My cheat, I realised, was social media. I’m not a significant user but checking facebook twice a day alerted me to the major stories. And because facebook friends tend to mirror our preoccupations and concerns, they helpfully provided me with links to articles (that I convinced myself it was OK to read) which I would have been reading without my self-imposed news embargo. So at the start of this month I decided to take a time out from facebook too; it was not, I told myself, a good news desk.
But last night, when I realised I hadn’t heard the news all day, I checked facebook. My phone was all I could reach from my foot bath and it wouldn’t hurt, I reasoned, to skim the headlines. As I scrolled though at high speed I was reminded how social media alerts us to the marginal as well as mainstream stories. I hovered over one such link. I suspected it would be a hard read. I wasn’t supposed to be reading news, I told myself. I scrolled on. A minute later, though, I went back. I would read it, I decided: if there was any news I should not turn away from it was this.
The story concerned the death of an autistic man in residential care. I already knew of the case (the article was reporting the findings of the investigation) but this was the first time I had thought about it while Dylan was in a care home. The effect on me was instantaneous and different to anything I had experienced before; I felt the news in heart and nerve. I was, I realised, emotionally involved in the difficult stories from care homes now; it wasn’t reasonable, or desirable, to try and lessen the psychological impact of this news.
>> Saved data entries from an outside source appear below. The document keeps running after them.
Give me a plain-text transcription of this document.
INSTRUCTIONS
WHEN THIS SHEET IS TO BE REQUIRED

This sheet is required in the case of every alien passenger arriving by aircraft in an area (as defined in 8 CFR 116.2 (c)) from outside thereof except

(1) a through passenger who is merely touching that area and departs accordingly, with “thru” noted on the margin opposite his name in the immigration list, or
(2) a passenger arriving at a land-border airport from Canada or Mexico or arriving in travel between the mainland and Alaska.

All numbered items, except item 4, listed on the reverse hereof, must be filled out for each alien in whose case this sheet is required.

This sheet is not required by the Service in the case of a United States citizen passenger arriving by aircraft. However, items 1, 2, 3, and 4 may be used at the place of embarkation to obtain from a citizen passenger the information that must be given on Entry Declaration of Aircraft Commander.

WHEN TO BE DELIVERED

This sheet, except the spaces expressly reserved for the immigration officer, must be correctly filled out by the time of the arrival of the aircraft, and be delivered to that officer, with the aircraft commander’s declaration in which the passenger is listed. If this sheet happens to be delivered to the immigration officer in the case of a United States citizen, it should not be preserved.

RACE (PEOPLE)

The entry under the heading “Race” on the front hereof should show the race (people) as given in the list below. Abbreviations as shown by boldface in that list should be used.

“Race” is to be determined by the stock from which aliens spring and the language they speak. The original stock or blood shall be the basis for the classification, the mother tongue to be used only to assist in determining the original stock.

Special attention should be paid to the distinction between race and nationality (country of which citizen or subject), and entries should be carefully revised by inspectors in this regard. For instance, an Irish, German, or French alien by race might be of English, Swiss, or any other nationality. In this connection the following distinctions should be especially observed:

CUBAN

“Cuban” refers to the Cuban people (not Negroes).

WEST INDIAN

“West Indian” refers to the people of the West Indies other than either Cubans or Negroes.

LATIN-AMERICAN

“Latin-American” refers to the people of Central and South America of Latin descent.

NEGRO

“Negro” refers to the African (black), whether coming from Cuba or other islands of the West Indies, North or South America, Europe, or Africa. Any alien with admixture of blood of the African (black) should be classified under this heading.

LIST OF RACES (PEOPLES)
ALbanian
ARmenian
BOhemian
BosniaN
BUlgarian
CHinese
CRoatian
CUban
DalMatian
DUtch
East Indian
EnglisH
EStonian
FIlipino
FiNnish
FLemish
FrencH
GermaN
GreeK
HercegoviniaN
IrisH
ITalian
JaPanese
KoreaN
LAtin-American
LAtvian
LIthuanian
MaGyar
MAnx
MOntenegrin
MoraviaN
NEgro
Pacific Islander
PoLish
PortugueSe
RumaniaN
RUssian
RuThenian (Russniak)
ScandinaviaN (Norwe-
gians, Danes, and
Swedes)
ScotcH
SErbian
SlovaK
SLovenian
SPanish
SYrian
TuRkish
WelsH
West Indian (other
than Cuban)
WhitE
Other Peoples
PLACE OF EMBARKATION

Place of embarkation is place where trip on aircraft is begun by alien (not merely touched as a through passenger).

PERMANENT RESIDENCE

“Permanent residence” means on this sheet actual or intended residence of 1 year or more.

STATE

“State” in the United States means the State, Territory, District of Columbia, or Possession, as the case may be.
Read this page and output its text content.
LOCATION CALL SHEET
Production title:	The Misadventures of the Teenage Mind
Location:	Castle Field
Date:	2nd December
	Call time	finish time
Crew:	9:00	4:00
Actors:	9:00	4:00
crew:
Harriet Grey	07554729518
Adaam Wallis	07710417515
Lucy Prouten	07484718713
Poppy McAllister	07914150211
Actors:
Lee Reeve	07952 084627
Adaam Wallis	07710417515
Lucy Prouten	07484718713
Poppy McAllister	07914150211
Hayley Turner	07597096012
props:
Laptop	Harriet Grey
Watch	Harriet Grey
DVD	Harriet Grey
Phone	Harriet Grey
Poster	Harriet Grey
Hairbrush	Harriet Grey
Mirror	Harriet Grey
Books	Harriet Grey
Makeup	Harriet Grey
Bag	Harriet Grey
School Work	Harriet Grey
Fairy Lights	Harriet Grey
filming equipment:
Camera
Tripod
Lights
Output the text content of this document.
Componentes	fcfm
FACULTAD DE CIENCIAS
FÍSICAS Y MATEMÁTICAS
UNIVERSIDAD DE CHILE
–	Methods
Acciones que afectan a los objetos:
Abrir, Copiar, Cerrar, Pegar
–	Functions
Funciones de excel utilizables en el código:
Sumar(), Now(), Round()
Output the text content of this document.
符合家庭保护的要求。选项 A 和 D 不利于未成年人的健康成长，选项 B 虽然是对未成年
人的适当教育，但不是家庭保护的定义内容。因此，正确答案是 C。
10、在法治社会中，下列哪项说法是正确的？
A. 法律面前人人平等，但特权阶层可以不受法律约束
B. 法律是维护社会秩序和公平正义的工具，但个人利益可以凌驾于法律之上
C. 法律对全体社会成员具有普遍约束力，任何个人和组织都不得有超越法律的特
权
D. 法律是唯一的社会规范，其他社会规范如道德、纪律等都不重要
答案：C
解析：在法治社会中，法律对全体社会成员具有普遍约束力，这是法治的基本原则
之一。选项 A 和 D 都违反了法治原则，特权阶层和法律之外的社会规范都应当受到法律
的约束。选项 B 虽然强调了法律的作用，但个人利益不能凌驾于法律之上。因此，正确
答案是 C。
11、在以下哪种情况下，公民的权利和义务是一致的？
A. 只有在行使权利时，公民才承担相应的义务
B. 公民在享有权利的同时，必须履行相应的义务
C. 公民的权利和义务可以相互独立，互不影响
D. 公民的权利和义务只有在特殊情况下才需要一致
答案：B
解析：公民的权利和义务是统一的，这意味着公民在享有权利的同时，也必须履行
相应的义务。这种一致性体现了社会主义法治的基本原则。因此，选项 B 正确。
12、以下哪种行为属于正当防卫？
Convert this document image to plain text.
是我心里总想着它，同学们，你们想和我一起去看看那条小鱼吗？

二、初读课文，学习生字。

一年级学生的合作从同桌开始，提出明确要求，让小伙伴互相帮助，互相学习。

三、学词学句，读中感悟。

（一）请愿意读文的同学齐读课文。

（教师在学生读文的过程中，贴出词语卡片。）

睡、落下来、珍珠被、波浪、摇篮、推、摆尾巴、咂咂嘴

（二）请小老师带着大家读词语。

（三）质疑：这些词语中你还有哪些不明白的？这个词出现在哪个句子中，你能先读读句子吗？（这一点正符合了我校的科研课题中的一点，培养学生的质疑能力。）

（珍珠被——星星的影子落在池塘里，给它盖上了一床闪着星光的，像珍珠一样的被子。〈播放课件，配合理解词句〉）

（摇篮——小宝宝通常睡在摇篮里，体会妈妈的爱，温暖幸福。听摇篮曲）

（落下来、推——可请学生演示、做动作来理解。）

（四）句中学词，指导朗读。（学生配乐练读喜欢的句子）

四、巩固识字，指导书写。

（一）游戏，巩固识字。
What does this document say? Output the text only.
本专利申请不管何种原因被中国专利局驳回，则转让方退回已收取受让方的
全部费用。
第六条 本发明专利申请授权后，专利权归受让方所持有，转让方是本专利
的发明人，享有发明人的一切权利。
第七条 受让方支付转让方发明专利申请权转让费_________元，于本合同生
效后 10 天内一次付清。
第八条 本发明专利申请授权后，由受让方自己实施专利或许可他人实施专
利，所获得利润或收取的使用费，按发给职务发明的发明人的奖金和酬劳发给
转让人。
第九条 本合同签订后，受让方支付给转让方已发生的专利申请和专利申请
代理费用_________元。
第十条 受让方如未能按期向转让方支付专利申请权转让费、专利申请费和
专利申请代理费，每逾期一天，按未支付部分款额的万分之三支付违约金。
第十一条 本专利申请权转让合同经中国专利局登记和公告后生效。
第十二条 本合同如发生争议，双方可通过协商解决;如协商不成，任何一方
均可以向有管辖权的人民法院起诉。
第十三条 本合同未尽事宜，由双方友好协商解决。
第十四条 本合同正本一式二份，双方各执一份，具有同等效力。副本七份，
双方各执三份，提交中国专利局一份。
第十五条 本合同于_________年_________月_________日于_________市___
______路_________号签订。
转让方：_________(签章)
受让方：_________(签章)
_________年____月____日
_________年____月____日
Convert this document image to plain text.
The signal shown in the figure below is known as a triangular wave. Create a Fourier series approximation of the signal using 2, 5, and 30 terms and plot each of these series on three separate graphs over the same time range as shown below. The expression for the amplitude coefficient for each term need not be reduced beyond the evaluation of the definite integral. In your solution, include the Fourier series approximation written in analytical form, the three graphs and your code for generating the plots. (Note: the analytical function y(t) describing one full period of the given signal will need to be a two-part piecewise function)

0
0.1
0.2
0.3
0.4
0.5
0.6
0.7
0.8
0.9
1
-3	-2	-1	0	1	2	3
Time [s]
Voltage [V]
The autistic man who died (younger than Dylan) had been left unsupervised in a bath where he suffered an epileptic fit. I tried to remember what guidance I had written in Dylan’s care plan for bathing him. Was it enough? Had I missed anything? Had it been read? In a state of high anxiety I picked up the phone to call the care home; I couldn’t possibly sleep in the state I was in. But then I stopped myself – took a moment to consider how impossible life would be if I let myself succumb to every such fear.
It will take years, I suspect, for me to find a way to manage this.